21 de dezembro de 2014

Sandman, Overture # 04. Neil Gaiman e J. H. Williams III (Vertigo)

Remetendo os leitores ao que dissemos sobre os números anteriores desta série (1, 2 e 3), escusamo-nos de repetir muitas das ideias e noções que ainda têm lugar neste quarto número, à medida que fazemos este exercício de leitura capitular. (Mais)

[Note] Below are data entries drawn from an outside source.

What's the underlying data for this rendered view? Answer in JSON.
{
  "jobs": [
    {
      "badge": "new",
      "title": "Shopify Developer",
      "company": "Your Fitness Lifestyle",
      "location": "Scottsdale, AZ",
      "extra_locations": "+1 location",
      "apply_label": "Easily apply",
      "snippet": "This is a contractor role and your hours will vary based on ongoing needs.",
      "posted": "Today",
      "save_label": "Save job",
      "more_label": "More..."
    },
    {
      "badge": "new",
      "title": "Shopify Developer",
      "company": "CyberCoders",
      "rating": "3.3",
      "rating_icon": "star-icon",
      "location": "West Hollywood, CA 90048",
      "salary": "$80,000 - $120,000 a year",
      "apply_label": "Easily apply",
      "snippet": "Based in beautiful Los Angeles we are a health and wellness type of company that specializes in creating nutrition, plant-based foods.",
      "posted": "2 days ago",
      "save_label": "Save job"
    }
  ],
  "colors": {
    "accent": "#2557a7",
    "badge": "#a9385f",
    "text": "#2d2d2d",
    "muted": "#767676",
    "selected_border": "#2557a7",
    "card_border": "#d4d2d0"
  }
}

Encontramo-nos agora no âmago da trama daquela história que pretende ainda revelar segredos desta personagem, recuando ao seu mais recuado passado, quase mesmo à sua “origem” – como se se tratasse de um número, ainda que não tipificado, de Secret Origins, ou Year One… -, ainda que não se abstenham os autores de também relevar implicações do “presente”, sob a forma do avatar-Daniel de Morfeus. Aliás, esta convivência de “presentes narrativos” que têm complexas relações com o presente cronológico do conhecimento dos leitores é por demais uma das facetas mais buriladas por Gaiman, precisamente numa compreensão de que uma “mitologia” se cria não apenas na constante construção linear progressiva, mas na sua densificação retrospectiva, ma criação de elementos laterais, nos desenvolvimentos interrompidos ou somente indicados, de maneira a que a sua completação, virtual, conceptual, seja feita “fora dos textos”.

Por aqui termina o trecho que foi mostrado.